BigQuery DataFrames
Interfaces for using Gretel with Google BigQuery. This module assumes that the bigframes package is already installed as a transitive dependency.
- class gretel_client.bigquery.BigFrames(gretel: Gretel)
This interface enables using Gretel Transforms, Gretel Synthetics, and Gretel Navigator with Google BigFrames.
- Parameters:
gretel – An instance of the Gretel interface. This instance should be imported from from gretel_client import Gretel.
- display_dataframe_in_notebook(dataframe: DataFrame, settings: dict | None = None) None
Display a BigFrames DataFrame in a Notebook.
- Parameters:
dataframe – A BigFrames DataFrame
settings – Any valid settings that are accepted by the method pandas.DataFrame.style.set_properties
- fetch_generate_job_results(model_id: str, record_id: str) ModelGenerationResult
Given the Model ID and Job ID (record ID), return a ModelGenerationResult instance which allows for checking the generation job status and retrieving the generated data.
- fetch_train_job_results(model_id: str) ModelTrainResult
Given a Gretel Model ID, return a ModelTrainResult instance. This allows for checking model training status, retrieving model quality report(s) and retrieving generated data.
- fetch_transform_results(model_id: str) BigQueryTransformResults
Given a Transforms model ID, return a TransformsResult in order to retrieve transformed data and check job status.
Create an instance of Gretel’s Navigator API and store it on this instance. Only Navigator’s Tabular mode is supported.
- Parameters:
name – The name of the Navigator instance you want to use. When using this Navigator instance, you will refernce this name.

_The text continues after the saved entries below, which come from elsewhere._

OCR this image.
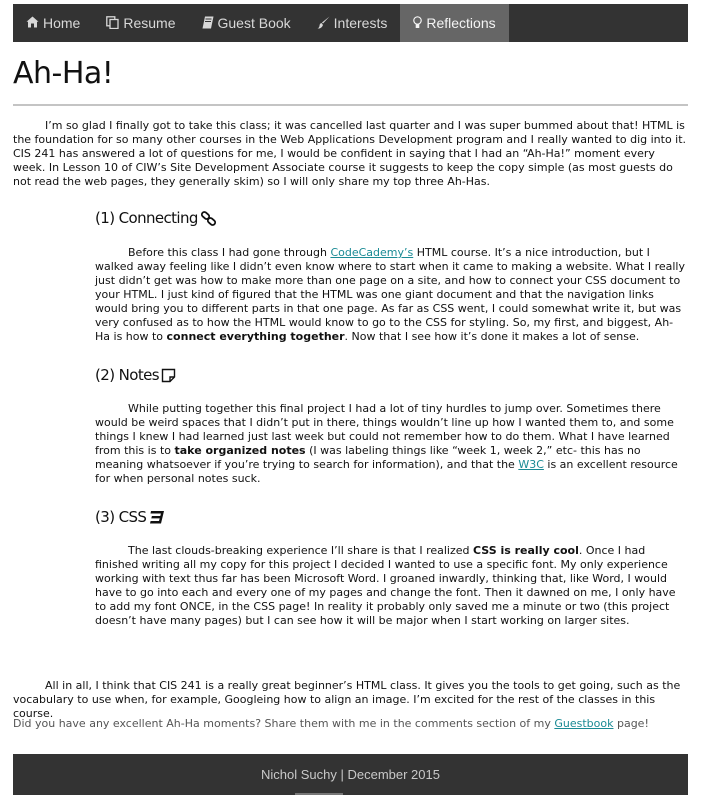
Home	Resume	Guest Book	Interests	Reflections
Ah-Ha!

I’m so glad I finally got to take this class; it was cancelled last quarter and I was super bummed about that! HTML is the foundation for so many other courses in the Web Applications Development program and I really wanted to dig into it. CIS 241 has answered a lot of questions for me, I would be confident in saying that I had an “Ah-Ha!” moment every week. In Lesson 10 of CIW’s Site Development Associate course it suggests to keep the copy simple (as most guests do not read the web pages, they generally skim) so I will only share my top three Ah-Has.

(1) Connecting

Before this class I had gone through CodeCademy’s HTML course. It’s a nice introduction, but I walked away feeling like I didn’t even know where to start when it came to making a website. What I really just didn’t get was how to make more than one page on a site, and how to connect your CSS document to your HTML. I just kind of figured that the HTML was one giant document and that the navigation links would bring you to different parts in that one page. As far as CSS went, I could somewhat write it, but was very confused as to how the HTML would know to go to the CSS for styling. So, my first, and biggest, Ah-Ha is how to connect everything together. Now that I see how it’s done it makes a lot of sense.

(2) Notes

While putting together this final project I had a lot of tiny hurdles to jump over. Sometimes there would be weird spaces that I didn’t put in there, things wouldn’t line up how I wanted them to, and some things I knew I had learned just last week but could not remember how to do them. What I have learned from this is to take organized notes (I was labeling things like “week 1, week 2,” etc- this has no meaning whatsoever if you’re trying to search for information), and that the W3C is an excellent resource for when personal notes suck.

(3) CSS

The last clouds-breaking experience I’ll share is that I realized CSS is really cool. Once I had finished writing all my copy for this project I decided I wanted to use a specific font. My only experience working with text thus far has been Microsoft Word. I groaned inwardly, thinking that, like Word, I would have to go into each and every one of my pages and change the font. Then it dawned on me, I only have to add my font ONCE, in the CSS page! In reality it probably only saved me a minute or two (this project doesn’t have many pages) but I can see how it will be major when I start working on larger sites.

All in all, I think that CIS 241 is a really great beginner’s HTML class. It gives you the tools to get going, such as the vocabulary to use when, for example, Googleing how to align an image. I’m excited for the rest of the classes in this course.

Did you have any excellent Ah-Ha moments? Share them with me in the comments section of my Guestbook page!

Nichol Suchy | December 2015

The additional **kwargs are identical to what is supported in Gretel.factories.initialize_navigator_api().
Edit a BigQuery Table using Gretel Navigator.
- Parameters:
name – The name of a registered Navigator instance. This should have been
method. (created using the init_navigator()) –
The other *args and **kwargs are what is supported by TabularInferenceAPI.edit(). Streaming responses are not supported at this time.
Generate a BigQuery Table using Gretel Navigator.
- Parameters:
name – The name of a registered Navigator instance. This should have been
method. (created using the init_navigator()) –
The other *args and **kwargs are what is supported by TabularInferenceAPI.generate(). Streaming responses are not supported at this time.
- submit_generate(model_id: str, *, seed_data: DataFrame | None = None, wait: bool = False, **kwargs) ModelGenerationResult
Given a fine-tuned model ID, request the generation of more data.
If the model supports conditional generation, a partial DataFrame may be provided as input to inference. This method supports the same additional kwargs as Gretel.submit_generate().
- submit_train(base_config: str | Path | dict, *, dataframe: DataFrame, wait: bool = False, **kwargs) ModelTrainResult
Fine-tune a Gretel model on an existing BigFrames DataFrame
- Parameters:
base_config – Base Gretel config name, yaml file path, yaml string, or dict.
dataframe – The BigFrames DataFrame to use as the training data.
wait – If True, wait for the job to complete before returning.
- NOTE: The remaining kwargs are the same ones that are supported by
Gretel.submit_train()
- submit_transform(config: str | Path | dict, dataframe: DataFrame, *, wait: bool = False, **kwargs) BigQueryTransformResults
Run a Gretel Transform job against the provided dataframe. A Transform model will be created and then immediately used to apply row, column, or cell level transforms against a dataframe.
- class gretel_client.bigquery.BigQueryTransformResults(project: Project, model: Model, transform_logs: List[dict] | None = None, transformed_df: DataFrame | None = None, transformed_data_link: str | None = None, report: GretelReport | None = None)
Should not be used directly.
Stores metadata and a transformed BigFrames DataFrame that was created from a Gretel Transforms job.
- refresh() None
Refresh the transform job result attributes.
- transformed_df: bpd.DataFrame | None = None
A BigQuery DataFrame of the transformed table. This will not be populated until the trasnforms job succeeds.
- class gretel_client.bigquery.JobLabel(value)
An enumeration.
- class gretel_client.bigquery.ModelGenerationResult(project: Project, model: Model, record_handler: RecordHandler, synthetic_data_link: str | None = None, synthetic_data: DataFrame | None = None)
Should not be used directly.
An instance of this class is returned when generating more data from an existing model or retrieving generated data from an existing model.
- refresh() None
Refresh the generate job results attributes.
- class gretel_client.bigquery.ModelTrainResult(project: Project, model: Model, model_config: dict | None = None, report: GretelReport | None = None, model_logs: List[dict] | None = None)
Should not be used directly.
An instance of this class is returned when creating a new synthetic model or retrieving an existing one.
- fetch_report_synthetic_data() DataFrame
Fetch the synthetic BigQuery DataFrame that was created as part of the model training process. This DataFrame is what is used to create the model report.